The analysis reveals that, despite the well‑known overall decline of the quiescent fraction with increasing redshift, a substantial proportion of massive galaxies remain quiescent even at z ≈ 4. Specifically, about 15–20 % of the mass‑selected sample have sSFR < 10⁻¹⁰ yr⁻¹ across the whole redshift range, and roughly 5 % satisfy the more stringent “Red & Dead” criterion. This tail of extremely low‑sSFR galaxies persists to the highest redshifts probed, indicating that mechanisms capable of shutting down star formation were already efficient in the first two billion years of cosmic history.

The authors compare these observational results with predictions from several state‑of‑the‑art cosmological simulations (Illustris, EAGLE, SIMBA) and semi‑analytic models. All of the models either under‑predict the fraction of quiescent massive galaxies at z > 2 or fail to produce any “Red & Dead” objects at all. The discrepancy points to shortcomings in how current models implement feedback processes (particularly AGN feedback), gas‑accretion suppression, and environmental quenching at early times.

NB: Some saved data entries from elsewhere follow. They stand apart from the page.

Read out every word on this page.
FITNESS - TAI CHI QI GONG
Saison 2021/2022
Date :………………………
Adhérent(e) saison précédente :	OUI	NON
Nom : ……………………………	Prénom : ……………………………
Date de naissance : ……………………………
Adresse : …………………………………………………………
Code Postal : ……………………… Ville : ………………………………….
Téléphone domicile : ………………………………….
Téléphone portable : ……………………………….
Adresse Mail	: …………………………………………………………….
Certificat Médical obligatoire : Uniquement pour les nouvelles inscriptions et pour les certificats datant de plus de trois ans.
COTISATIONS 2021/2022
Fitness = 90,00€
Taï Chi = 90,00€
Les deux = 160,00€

In the discussion, the paper emphasizes that the high observed quiescent fraction implies either (1) more aggressive or earlier AGN‑driven outflows than currently assumed, (2) rapid depletion of cold gas reservoirs through intense starbursts or mergers, or (3) a combination of both together with efficient prevention of fresh gas inflow (e.g., halo heating, cosmic‑web stripping). The authors also note that their mass‑selected, multi‑wavelength approach minimizes biases that can affect color‑based selections, making the result robust against dust obscuration or photometric uncertainties.

The conclusion underscores the need for theoretical models to incorporate stronger, perhaps more stochastic, quenching mechanisms that operate already at z ≈ 4. Future work should aim at higher‑resolution simulations that resolve the interplay between black‑hole growth, gas cooling, and the circum‑galactic medium, as well as deeper infrared observations (e.g., with JWST) to confirm and extend the current findings. In sum, the study provides compelling evidence that a non‑negligible fraction of massive galaxies entered a quiescent phase much earlier than many models predict, challenging our understanding of galaxy formation and evolution in the early Universe.